Disparada com Bolsonaro

Para a Alemanha, que anunciou horas após o resultado do segundo turno, juntamente com a Noruega, a retomada do Fundo Amazônia após três anos de paralisação, os compromissos petistas são “muito animadores”. Tom similar foi adotado por John Kerry, enviado especial do clima do presidente dos EUA, Joe Biden.

— Sabemos o que o presidente eleito Lula fez quando esteve na Presidência e sabemos o que ele está preparado para construir — disse o czar climático da Casa Branca durante o evento de lançamento da parceria, que na América do Sul tem a participação de Colômbia, Equador e Guiana.

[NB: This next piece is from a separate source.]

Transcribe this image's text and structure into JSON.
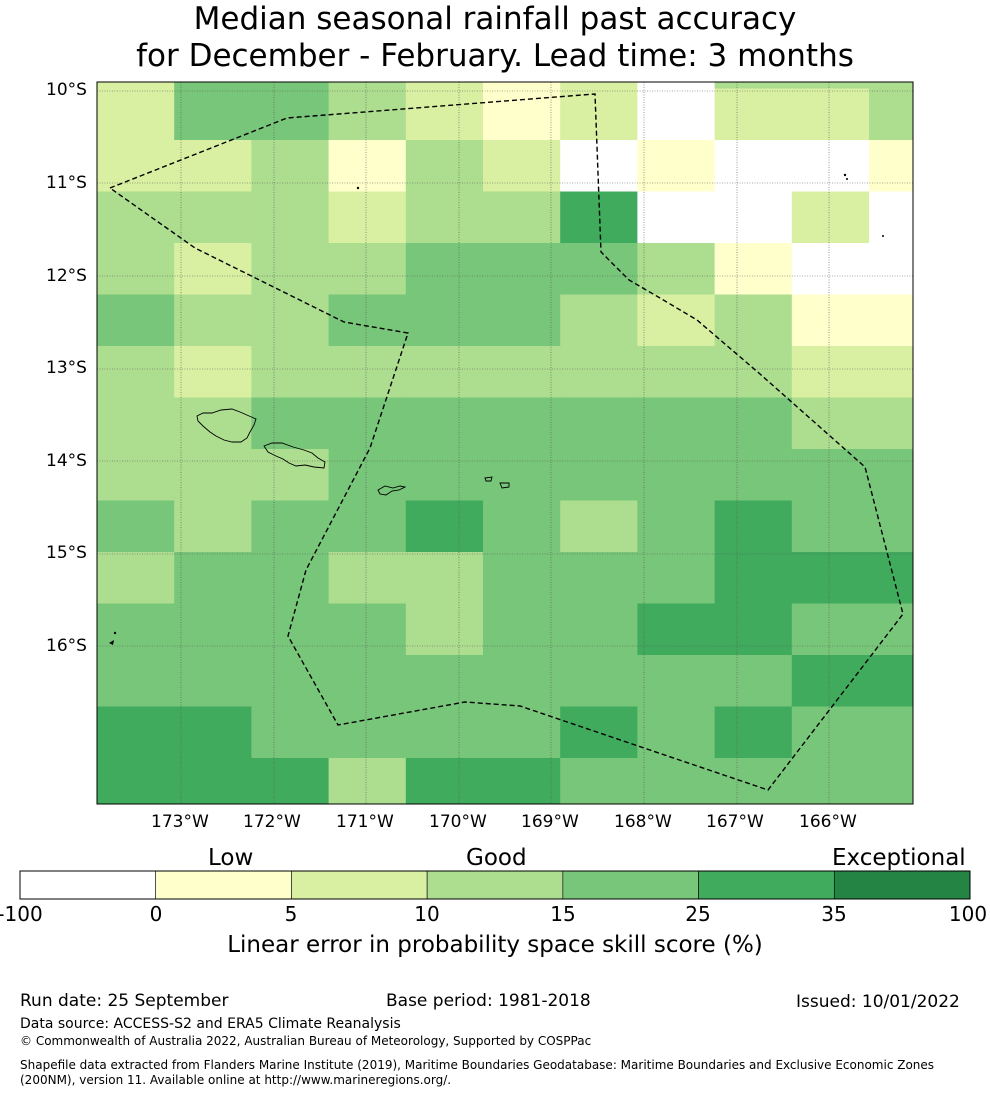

De 2004 a 2012, nos governos de Lula e de Dilma Rousseff, o desmate caiu 80% na Amazônia, em parte devido ao sucesso do Plano de Ação para Prevenção e Controle do Desmatamento na Amazônia Legal. Nos últimos três anos, em meio às catastróficas políticas ambientais do presidente Jair Bolsonaro, subiu 73%.

Os dados do sistema Prodes do Instituto Nacional de Pesquisas Espaciais (Inpe) referentes ao último ano fiscal ainda não são conhecidos, apesar de sua divulgação habitualmente ocorrer no fim de outubro. Em 2021, foram liberados pouco após a COP26, apesar de vir à tona que estavam prontos desde antes doevento.

Não é só no Brasil que há retrocessos: para cumprir a promessa, segundo dados lançados pelo projeto de monitoramento Global Forest Watch, o mundo precisaria reduzir o desmate em 10% ao ano entre 2021 e 2030. No ano passado, a queda foi de apenas 6,3%.

Ao longo das últimas duas décadas, as taxas de desmatamento na República Democrática do Congo, lar da segunda maior floresta tropical do planeta, são as maiores da História. A Indonésia, que completa o top 3 das áreas de floresta tropical, vem conseguindo reduzir suas taxas. Segundo informações antecipadas pela agência Reuters em agosto, os petistas negociam com os governos de ambos países uma aliança de preservação. O ex chanceler Celso Amorim, um dos principais conselheiros de Lula, já havia sinalizado no mês passado que o petista planeja uma cúpula ambiental para o ano que vem.

Os países da parceria liderada pelo Reino Unido e coordenada pelos EUA e por Gana representam juntos quase 60% do Produto Interno Bruto (PIB) mundial. Rússia, China, República Democrática do Congo e Peru são ausências sentidas ao lado do Brasil, no entanto —o quinteto sozinho abriga quase metade das florestas tropicais do mundo.

US$ 2,4 trianuais até 2030

Na COP26, 12 países anunciaram US$ 12 bilhões de financiamento público para a proteção florestal em países em desenvolvimento, e cerca de 22% da quantia já foram gastos. O único sinal de novos investimentos públicos até agora veio da Alemanha, que se comprometeu a dobrar sua ajuda internacional para a preservação de US$ 1 bilhão para US$ 2 bilhões até 2025. O financiamento climático continuou a ser chave no segundo dia de debates, com países pobres e em desenvolvimento pedindo maior compromisso.

E segundo um relatório das presidências da COP27 e da COP26, em Glasgow, as promessas atuais estão muito aquém do necessário: os países emergentes, com exceção da China, precisarão de até US$ 2,4 trilhões/ano até 2030 para combater as mudanças climáticas, e quase metade do valor deverá vir de investidores internacionais, países ricos ou organismos multilaterais.